We take a closer look at the changes underway with a focus on the European Union (EU), a leader when it comes to sustainability regulation. In particular, we outline:
- The key drivers behind the need to re-shape our economy to one which is more sustainable
- The main initiatives transforming the regulatory landscape
- Challenges and limitations inherent within those policies and frameworks
- Next steps
If we want a reason for this shift in focus towards greater sustainability, we need look no further than the WEF Annual Global Risks Report and the dominance of environmental risks. Given the threat these pose to economic and financial stability, it is hardly surprising that policy makers are responding.
At a global level, international initiatives such as the UN Paris Agreement and the UN Agenda for Sustainable Development are providing countries with targets around which they can develop regulatory frameworks. Policy bodies, including The Financial Stability Task-force on Climate Related Financial Disclosures (TCFD) and the UN Principles for Responsible Investment, are providing guidance and recommendations at a global level. Meanwhile, at a local level, regulators such as the UK Prudential Regulation Authority and the UK Financial Conduct Authority are exploring ways in which finance can address climate issues. The French Energy Transition for Green Growth law, is tackling similar considerations.
Perhaps the most ambitious efforts currently are to be found in the EU action plan on sustainable finance – a ten point plan aimed at:
- Re-orienting financial flows
- Managing financial risk
- Encouraging transparency and long-termism
Proposed legislation sets out new rules covering:
- A taxonomy – defining what a sustainable activity is
- Sustainability disclosures
- Sustainable benchmarks
- How firms integrate sustainability risks
A technical expert group (TEG), comprising industry experts, academics and civil servants is advising the European Commission on some of these topics. While much still needs be to done, progress is meaningful.
These initiatives are well intentioned but not without challenges. This is a transition which must occur over time, balancing ideological and pragmatic considerations.
The question of the taxonomy is a key case in point. The lack of a common framework and terminology for sustainable activities and investments is a longstanding concern. The intention of a standardized taxonomy is to achieve consistency and avoid 'greenwashing' – the practice of labelling an activity as sustainable when in fact it isn't. While the concept is welcome, ultimately, the way in which the taxonomy is calibrated will determine its usefulness.
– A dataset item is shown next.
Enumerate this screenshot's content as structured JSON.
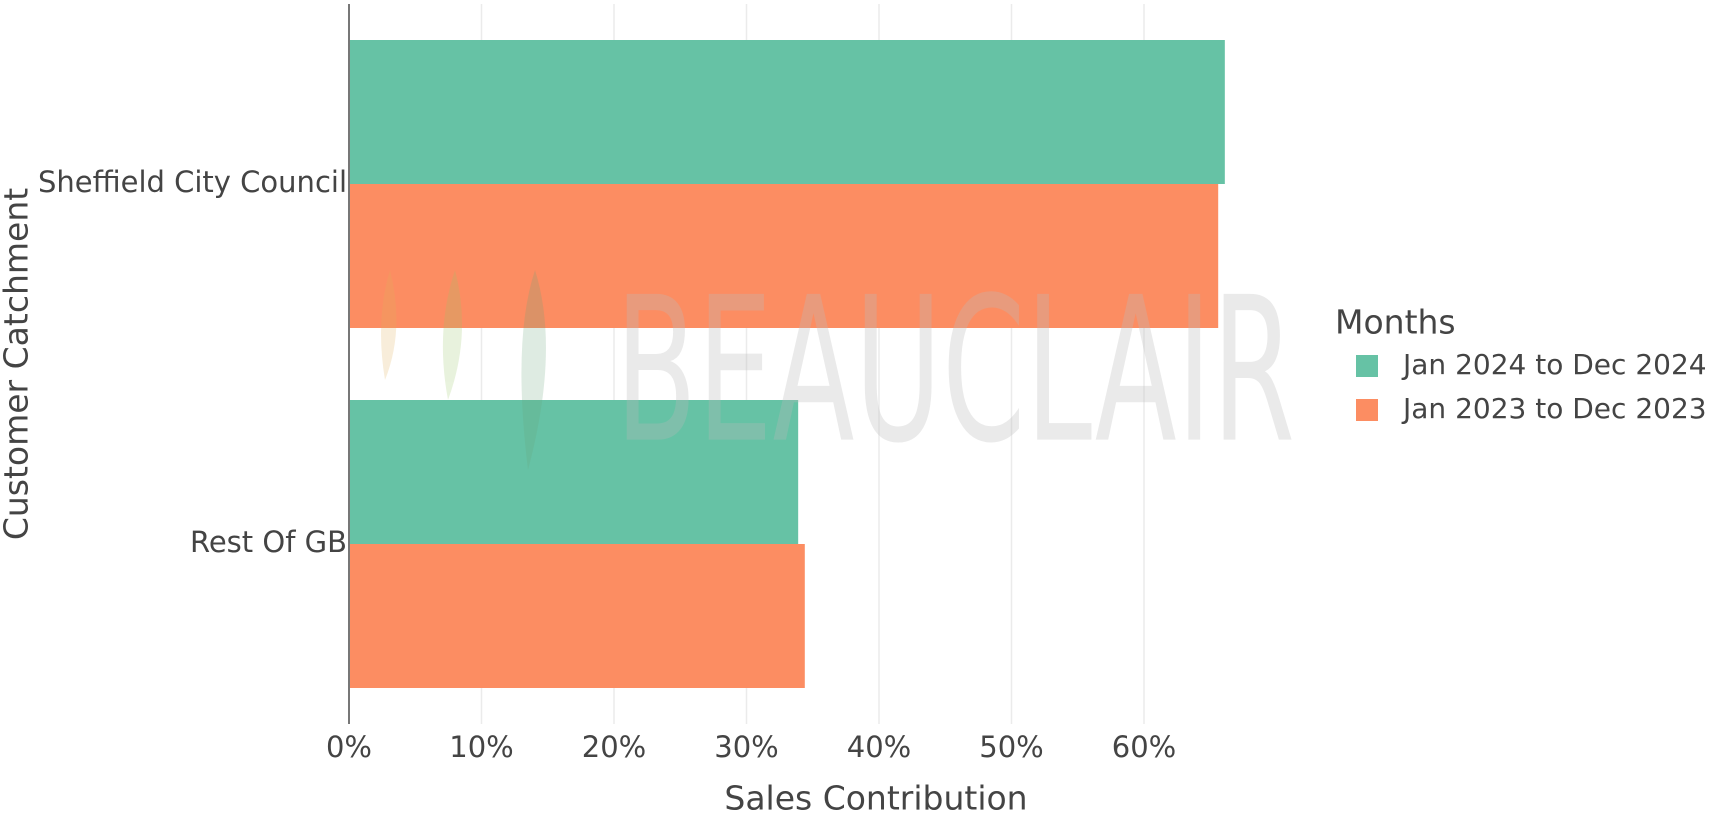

Too broad, and its use is limited, too narrow and it could unintentionally exclude companies or sectors which could, in fact, contribute to the transition towards a sustainable economy.
Greater levels of sustainability disclosure, both for financial firms and corporates, are generally seen as positive. Crucially though, globally accepted disclosure standards need to be developed, particularly given that asset managers invest globally, across companies of all sizes.
Navigating the ESG regulatory landscape
This standardization requirement feeds through to benchmarks. The EU is seeking to develop an EU 'quality assurance mark', initially in the form of an EU 'Climate Transition' benchmark and an EU 'Paris Aligned' benchmark. These will carry greater levels of disclosure, making it easier for consumers to compare products. Again, usability will determine success and at this stage concerns exist around the narrow scope of the Paris aligned methodology.
This brings us to the fourth area of focus, integration of sustainability risks. These fall into two parts: the way in which firms integrate sustainability into their investment and operational processes, and the way in which they integrate clients' sustainability preferences. For some firms, integrating sustainability risks and preferences will be mandatory - a move seen as broadly welcome. Any concerns center more around the need to keep any changes to the sales and distribution process simple and workable, given how soon they come after the MiFID II regime.
Looking ahead, it is clear that asset owners and asset managers will need to work together over time, not only to meet the requirements of the emerging financial frameworks legislation, but also to reap the financial and other benefits of sustainable investing.
As Julie Hudson, Global Head of ESG Research, UBS Investment Bank, recently said, "ESG will become "business as usual" at least partly because of a substantial body of regulation, which will act as an important catalyst, whatever anyone thinks about the detail, and however much doubt people may have about lists and taxonomies."